Confusing "tax cuts" with "rate cuts" often keeps us from setting the proper economic course.
There’s been a lot of talk about “tax cuts” lately — well, actually, forever. It was supposedly one of the big campaign issues last year. In fact, Barack Obama ran on the claim that he was going to “cut the taxes of 95% of the American people.” Which, come to think of it, seems a little at odds with his recent decision to not emphasize tax cuts in the latest porkathon “stimulus package” because “I won.”
Anyway, when is a “tax cut” not a tax cut? Apparently, whenever it is discussed by a politician.

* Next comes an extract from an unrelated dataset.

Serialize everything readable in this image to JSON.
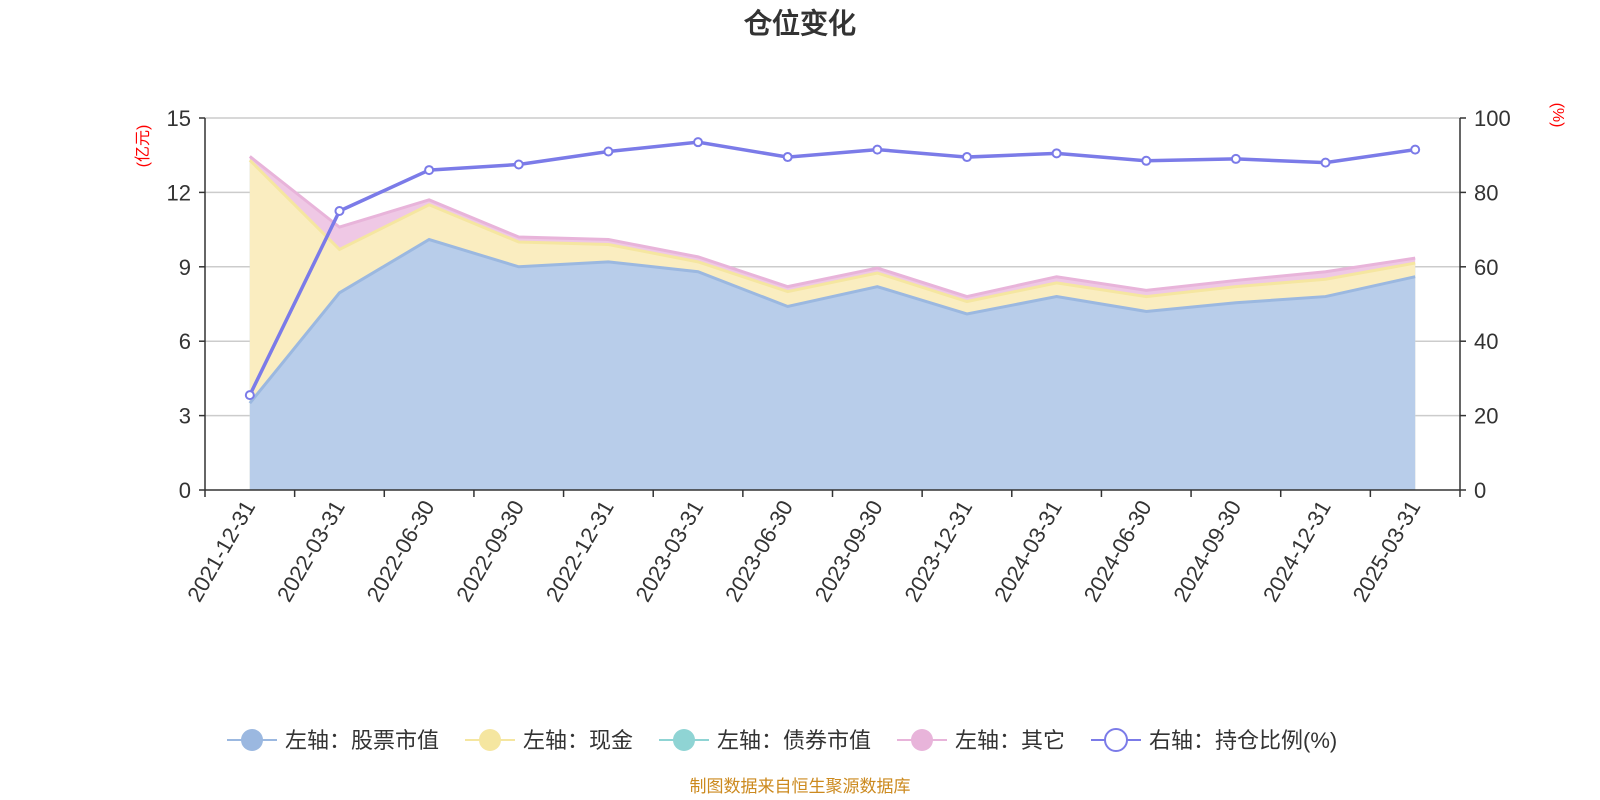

Both sides of the aisle continually make the mistake — though it’s no mistake on the part of the Democrats — of confusing a tax rate cut with an actual tax cut. Here is a commonsense, as opposed to the Alice-in-wonderland, definition of a real tax cut. It is a reduction in the amount of taxes paid. Conversely, a tax increase is an increase in the amount of taxes paid to — and revenue received by — the government.
That’s it. Almost too simple, isn’t it?
When a politician says that he’s going to either cut or increase your taxes, he is engaging, wittingly or not, in a conceit and a deceit. He says it as though he has the power to do any such thing, when in fact he does not. He has no power except to reduce or increase the rate at which you pay taxes, whether on property, income, or whatever.
Think of it as the difference between a joystick and a mouse. With a computer mouse, you can point directly to the place that you want to be on a screen. With a joystick, you can only control the rate at which you move toward it, and in so doing, the target may move, and it may move faster or in a different direction than you can keep up with using your rate control. Politicians talk about tax cuts as though they have a computer mouse that allows them to pass a law and a specified amount of revenue will roll in, but the reality is that they have a slow joystick, with a nebulous relationship to the eventual goal.
For instance, he can raise your top income tax rate from, say, thirty to ninety percent. Did he increase your taxes by that amount? Only if you’re as stupid as he is. More likely, you’ll just cut back on how much you work, settle for the lower bracket, or do more work off the books, and he’ll end up getting less in taxes from you than before. So did he increase your taxes? Nope.
More...Similarly, he could cut your rate, and you might be motivated to go out and earn even more, perhaps enough more that you pay more taxes, even at the lower rate. So did he cut your taxes? No. But the wealth of the nation — including your own — was increased.
When the “cost” of a tax rate reduction is “scored” by the Congressional Budget Office, they do a “static” analysis, which means that they assume that the change in rates will have no influence on the behavior of the taxed, which is arrant nonsense. When a politician tells you that he knows how much revenue a tax change will result in, he is either lying or deluded.
Which brings us to the other myth of tax cuts. Leftists (I refuse to call them liberals) view “tax cuts” very differently than do I — and, I hope, you.
I view a reduction in my income tax as more of my own money, which I earned, that I am allowed to keep. Leftists start with the implicit assumption that all wealth, regardless of who actually earned it, is the property of the state, and any amount that we have after taxes is viewed as a gift from the state.
This bizarre worldview results in equating, in their minds, actual tax cuts and government expenditures. It’s all the same to them — it is a “cost” to the government to let you keep your own money. Well, actually, it is not all the same. They vastly prefer an expenditure by the government that funds something that they stipulate — generally to favor some political constituency — to an “expenditure” by the government that allows you to decide what to do with it, and over which they have (so far) no control. This explains why they don’t have any cognitive dissonance with the nonsense that you can give a tax cut to someone who pays no income tax, which seems to be one of the “features” of the so-called stimulus plan. Since they view all “tax cuts” as gifts of the beneficent state, there is no difference in their mind between letting you keep your own money and handing you a check.
But there is a difference, and it is a crucial one: the way in which individual behavior is influenced. As noted above, if I get a reduction in my tax rate — which, remember, is not a “tax cut,” even though almost everyone mistakenly calls it one — I am motivated to go earn more money, because I’ll get to keep more of it on the margin. If, on the other hand, I am simply handed a check, which has no relationship with either past or future effort, there is no reason that it will change my behavior or productivity. That is why the former (a tax rate cut) actually stimulates, while the latter (a no-strings handout) does not. He might go out and spend it, or he might pay off debt, or he might save it. But there’s no particular reason to think that it stimulates the economy, though it may stimulate the recipient into voting for those who granted him the unwilling largess of those actually paying taxes.
Which, of course, is the whole point of this charade, isn’t it?